A intervenção no Estado do Rio de Janeiro que Temer decretou era necessária. Retardou muito, mas chegou. Mas chegou com decreto juridicamente capenga. Tão falho, mas tão falho que corre o iminente risco dele ser anulado pelo Judiciário.

Antes das breves considerações sobre as falhas que contém o decreto, indaga-se se a tal intervenção vai resolver ou piorar a situação. Sim, piorar, porque até aqui o Estado faliu, o mal venceu o bem, e as organizações criminosas não acenam para uma rendição.

Pelo contrário, poderá ocorrer banho de sangue com enfrentamentos permanentes ou intermitentes.

Nos casos previstos na Constituição Federal (CF), a União intervém nos Estados e os Estados em seus  Municípios. O caput (cabeça) do artigo 34 da CF é claríssimo quando diz: "A União não intervirá nos Estados nem no Distrito Federal, exceto para:". E segue o elenco dos motivos da intervenção.

Portanto, a intervenção é no Estado. Estado por inteiro. Estado Federado. Estado uno.  Estado como pessoa jurídica de Direito Público Interno. O próprio decreto de Temer, no artigo primeiro diz "Fica decretada a intervenção federal no Estado do Rio de Janeiro até 31 de Dezembro de 2018". A Constituição não autoriza "intervenção setorial", como esta baixada por Temer, que decretou a intervenção da União apenas na Segurança Pública do Estado do Rio, mantido Pezão como governador, apesar de o decreto ter nomeado interventor, o general de Exército Walter Souza Braga Netto.

É a primeira falha jurídica do decreto, suficiente para que o Judiciário venha anulá-lo.

Que situação esdrúxula!: o general comanda e manda nas polícias civil, militar, no Corpo de Bombeiros do Estado do Rio e nos militares das Forças Armadas convocadas para cumprirem a intervenção. E Pezão, governador do Estado do Rio, continua a comandar e mandar também. Mas em que, onde e quando?

Antes de baixar o decreto de intervenção, Temer não ouviu o Conselho da República e o Conselho de Defesa Nacional. E a CF obriga a oitiva prévia de ambos os Conselhos: "Compete ao Conselho da República pronunciar-se sobre: I - intervenção federal, estado de defesa e estado de sítio" (CF, artigo 90, I). "Compete ao Conselho de Defesa Nacional opinar sobre a decretação do estado de defesa, do estado de sítio e da intervenção federal" (CF, artigo 91, parágrafo 1º, nº II).

São pressupostos insuperáveis. São exigências que a CF obriga sejam cumpridas e que Temer descumpriu. E com isso, comprometeu a constitucionalidade do decreto de intervenção. Eis a segunda falha jurídica, também suficiente para que o Judiciário anule o decreto.

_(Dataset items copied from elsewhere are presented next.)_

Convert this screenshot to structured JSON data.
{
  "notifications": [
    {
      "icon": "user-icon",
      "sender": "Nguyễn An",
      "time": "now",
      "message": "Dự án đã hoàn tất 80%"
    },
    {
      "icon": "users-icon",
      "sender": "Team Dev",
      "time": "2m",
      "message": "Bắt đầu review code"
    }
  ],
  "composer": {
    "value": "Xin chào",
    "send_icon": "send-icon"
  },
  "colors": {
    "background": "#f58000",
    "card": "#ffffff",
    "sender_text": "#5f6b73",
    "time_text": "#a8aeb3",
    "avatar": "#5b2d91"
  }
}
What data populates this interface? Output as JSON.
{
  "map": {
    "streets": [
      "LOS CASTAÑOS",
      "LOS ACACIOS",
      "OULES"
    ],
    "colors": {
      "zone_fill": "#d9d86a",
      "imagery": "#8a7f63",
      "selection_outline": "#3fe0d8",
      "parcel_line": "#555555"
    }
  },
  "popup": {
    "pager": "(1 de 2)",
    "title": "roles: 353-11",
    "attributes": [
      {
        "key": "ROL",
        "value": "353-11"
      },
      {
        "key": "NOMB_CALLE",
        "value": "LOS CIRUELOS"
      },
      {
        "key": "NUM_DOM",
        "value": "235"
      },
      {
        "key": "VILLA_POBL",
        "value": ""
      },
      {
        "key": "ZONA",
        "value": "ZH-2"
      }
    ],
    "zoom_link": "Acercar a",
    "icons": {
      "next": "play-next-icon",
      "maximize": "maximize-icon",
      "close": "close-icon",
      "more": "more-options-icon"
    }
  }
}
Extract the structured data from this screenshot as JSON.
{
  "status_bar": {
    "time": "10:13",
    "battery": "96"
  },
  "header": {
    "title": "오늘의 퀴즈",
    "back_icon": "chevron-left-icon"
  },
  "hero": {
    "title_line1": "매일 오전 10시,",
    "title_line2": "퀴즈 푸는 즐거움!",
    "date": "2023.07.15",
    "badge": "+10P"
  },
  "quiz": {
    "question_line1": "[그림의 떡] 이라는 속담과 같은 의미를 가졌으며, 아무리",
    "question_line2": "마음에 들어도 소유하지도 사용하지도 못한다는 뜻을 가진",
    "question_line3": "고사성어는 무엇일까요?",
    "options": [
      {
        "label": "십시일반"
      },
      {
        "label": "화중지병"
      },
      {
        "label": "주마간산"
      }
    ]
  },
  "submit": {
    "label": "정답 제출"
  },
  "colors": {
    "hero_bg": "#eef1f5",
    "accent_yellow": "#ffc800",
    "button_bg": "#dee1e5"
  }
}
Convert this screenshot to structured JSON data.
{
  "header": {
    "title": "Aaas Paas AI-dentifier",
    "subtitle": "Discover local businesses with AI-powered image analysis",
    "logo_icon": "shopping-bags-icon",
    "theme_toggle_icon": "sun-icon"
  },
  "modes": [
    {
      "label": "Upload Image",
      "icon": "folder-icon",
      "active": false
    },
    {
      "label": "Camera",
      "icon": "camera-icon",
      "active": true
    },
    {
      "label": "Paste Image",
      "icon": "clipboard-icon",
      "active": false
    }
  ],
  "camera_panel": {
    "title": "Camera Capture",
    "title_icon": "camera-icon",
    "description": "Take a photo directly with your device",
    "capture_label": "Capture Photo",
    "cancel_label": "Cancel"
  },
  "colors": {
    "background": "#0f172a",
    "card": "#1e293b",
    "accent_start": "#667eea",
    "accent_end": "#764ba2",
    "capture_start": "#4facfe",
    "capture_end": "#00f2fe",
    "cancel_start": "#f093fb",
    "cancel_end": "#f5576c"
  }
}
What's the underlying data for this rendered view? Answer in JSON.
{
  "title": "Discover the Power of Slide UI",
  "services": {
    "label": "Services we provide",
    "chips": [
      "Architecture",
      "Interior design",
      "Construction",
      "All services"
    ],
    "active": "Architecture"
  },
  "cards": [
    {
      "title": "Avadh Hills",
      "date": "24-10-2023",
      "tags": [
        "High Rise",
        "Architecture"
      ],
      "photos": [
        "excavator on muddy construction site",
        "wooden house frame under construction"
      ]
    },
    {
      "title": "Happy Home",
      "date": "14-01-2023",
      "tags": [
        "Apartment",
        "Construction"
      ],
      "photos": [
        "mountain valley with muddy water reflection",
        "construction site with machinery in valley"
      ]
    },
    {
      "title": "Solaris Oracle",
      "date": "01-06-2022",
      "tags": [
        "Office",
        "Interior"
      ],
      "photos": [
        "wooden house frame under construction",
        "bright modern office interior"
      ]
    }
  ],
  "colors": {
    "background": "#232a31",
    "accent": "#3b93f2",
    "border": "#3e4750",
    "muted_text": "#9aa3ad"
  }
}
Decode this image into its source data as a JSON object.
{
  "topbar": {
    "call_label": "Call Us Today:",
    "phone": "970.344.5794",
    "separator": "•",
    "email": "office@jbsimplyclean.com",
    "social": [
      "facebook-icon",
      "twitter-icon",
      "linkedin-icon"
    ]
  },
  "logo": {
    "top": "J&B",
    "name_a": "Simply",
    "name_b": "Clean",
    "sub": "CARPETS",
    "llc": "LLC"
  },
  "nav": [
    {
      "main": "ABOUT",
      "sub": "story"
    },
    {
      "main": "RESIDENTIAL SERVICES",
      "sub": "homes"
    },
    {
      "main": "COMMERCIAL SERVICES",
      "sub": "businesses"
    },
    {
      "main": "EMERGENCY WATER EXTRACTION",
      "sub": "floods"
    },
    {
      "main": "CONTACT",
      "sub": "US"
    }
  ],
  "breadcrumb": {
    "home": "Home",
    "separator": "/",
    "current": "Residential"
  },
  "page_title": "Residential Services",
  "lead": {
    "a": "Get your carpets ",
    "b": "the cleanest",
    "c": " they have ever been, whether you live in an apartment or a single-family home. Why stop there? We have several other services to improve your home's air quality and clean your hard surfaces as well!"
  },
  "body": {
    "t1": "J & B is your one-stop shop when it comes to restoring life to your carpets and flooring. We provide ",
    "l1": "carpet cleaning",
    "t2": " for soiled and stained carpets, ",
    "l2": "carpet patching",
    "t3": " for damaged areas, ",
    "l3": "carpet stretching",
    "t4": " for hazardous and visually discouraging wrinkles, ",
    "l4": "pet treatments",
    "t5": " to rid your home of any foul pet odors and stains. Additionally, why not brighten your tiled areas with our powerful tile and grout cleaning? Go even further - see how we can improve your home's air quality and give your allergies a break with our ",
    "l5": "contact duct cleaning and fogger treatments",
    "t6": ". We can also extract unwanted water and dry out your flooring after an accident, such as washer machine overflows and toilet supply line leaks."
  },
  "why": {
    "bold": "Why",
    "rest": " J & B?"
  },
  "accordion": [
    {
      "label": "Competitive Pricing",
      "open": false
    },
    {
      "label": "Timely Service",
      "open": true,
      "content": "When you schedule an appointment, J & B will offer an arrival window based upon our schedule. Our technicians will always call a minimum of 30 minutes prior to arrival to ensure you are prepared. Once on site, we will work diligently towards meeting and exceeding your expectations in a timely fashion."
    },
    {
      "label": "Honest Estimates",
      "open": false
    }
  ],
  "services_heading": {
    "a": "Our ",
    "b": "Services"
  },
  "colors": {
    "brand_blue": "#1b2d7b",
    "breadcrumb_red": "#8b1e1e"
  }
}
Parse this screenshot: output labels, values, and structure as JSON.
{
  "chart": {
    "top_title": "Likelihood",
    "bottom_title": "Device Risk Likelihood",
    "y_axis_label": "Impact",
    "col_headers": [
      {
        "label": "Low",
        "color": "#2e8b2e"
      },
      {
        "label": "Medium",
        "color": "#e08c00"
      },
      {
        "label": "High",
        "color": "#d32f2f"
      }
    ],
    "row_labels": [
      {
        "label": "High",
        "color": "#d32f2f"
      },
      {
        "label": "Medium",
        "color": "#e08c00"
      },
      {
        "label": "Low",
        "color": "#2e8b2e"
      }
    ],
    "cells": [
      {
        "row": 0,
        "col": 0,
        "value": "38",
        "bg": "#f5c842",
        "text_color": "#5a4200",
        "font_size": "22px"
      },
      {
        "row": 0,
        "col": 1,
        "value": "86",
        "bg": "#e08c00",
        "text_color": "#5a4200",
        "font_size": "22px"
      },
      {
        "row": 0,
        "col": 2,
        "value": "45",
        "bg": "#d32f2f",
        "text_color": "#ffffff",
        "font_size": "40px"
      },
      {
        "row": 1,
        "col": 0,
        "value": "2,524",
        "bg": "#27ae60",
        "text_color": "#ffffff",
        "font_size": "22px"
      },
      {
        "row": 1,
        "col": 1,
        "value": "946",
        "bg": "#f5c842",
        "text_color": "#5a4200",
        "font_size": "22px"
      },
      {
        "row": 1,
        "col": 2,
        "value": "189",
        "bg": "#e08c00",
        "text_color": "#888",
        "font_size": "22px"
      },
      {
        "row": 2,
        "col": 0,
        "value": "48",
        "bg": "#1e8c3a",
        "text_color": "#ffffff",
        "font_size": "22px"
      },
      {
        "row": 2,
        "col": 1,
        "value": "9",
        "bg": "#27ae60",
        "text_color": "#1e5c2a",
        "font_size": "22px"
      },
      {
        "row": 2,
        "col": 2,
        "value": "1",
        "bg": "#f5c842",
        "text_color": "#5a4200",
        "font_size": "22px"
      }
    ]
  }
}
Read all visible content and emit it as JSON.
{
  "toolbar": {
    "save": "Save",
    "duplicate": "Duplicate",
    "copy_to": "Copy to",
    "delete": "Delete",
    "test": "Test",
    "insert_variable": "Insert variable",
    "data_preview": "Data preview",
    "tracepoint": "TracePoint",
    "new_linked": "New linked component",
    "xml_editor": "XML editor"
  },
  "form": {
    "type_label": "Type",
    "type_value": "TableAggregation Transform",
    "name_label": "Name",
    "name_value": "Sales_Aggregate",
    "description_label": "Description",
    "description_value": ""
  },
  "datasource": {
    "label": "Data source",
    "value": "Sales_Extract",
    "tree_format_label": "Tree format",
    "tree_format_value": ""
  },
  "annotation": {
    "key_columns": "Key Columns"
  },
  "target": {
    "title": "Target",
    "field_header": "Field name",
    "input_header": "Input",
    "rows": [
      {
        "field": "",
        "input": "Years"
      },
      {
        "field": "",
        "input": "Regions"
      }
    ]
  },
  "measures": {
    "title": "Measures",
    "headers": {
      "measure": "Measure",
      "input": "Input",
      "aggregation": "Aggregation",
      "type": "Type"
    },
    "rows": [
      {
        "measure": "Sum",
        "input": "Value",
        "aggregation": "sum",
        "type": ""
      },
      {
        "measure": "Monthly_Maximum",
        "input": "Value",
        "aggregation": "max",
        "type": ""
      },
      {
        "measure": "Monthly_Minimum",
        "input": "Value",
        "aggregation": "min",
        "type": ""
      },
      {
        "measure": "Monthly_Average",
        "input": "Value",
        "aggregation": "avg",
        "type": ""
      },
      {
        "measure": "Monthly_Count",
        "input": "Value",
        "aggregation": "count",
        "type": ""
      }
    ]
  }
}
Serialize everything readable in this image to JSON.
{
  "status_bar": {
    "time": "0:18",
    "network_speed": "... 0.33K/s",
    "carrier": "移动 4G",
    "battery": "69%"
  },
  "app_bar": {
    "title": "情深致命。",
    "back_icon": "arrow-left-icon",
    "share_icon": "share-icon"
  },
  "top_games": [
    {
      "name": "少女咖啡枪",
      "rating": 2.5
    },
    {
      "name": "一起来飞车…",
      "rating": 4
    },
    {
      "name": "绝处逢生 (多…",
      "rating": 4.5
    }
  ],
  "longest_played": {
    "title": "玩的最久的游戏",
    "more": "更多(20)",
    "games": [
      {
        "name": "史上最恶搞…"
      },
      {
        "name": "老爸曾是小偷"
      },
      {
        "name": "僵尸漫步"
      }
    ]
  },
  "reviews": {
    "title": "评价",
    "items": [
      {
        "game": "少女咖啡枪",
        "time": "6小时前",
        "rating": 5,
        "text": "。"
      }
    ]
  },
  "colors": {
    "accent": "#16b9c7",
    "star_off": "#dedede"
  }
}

Temer, em pronunciamento público e oficial à Nação, declarou que pode "suspender" os efeitos do decreto de intervenção a fim de possibilitar que o parlamento vote a Emenda Constitucional da Previdência Social e, em seguida, restabelecer o decreto de intervenção.

Esse põe-e-tira, essa "cessação temporária" é incompatível com a importância e seriedade do fim a que se destina o decreto.  É brincar com a agonia do povo brasileiro, com a população do Rio de Janeiro. Sabemos que a Administração pode até revogar seus próprios atos. É um poder discricionário que envolve conveniência e oportunidade. Mas revogar ou suspender, temporariamente, ato que decreta a intervenção da União para socorrer Estado cuja população vive uma tragédia em matéria de segurança pública, que agoniza, em que morrem centenas de policiais e milhares de cidadãos e onde o mal venceu o bem, tanto é gesto incontestável de imoralidade administrativa, gesto de impiedade, gesto de cinismo e completo desprezo pela dor e sofrimento humanos. Eis a terceira falha (patifaria) que ronda o decreto de intervenção, também suficiente para que o Judiciário o anule.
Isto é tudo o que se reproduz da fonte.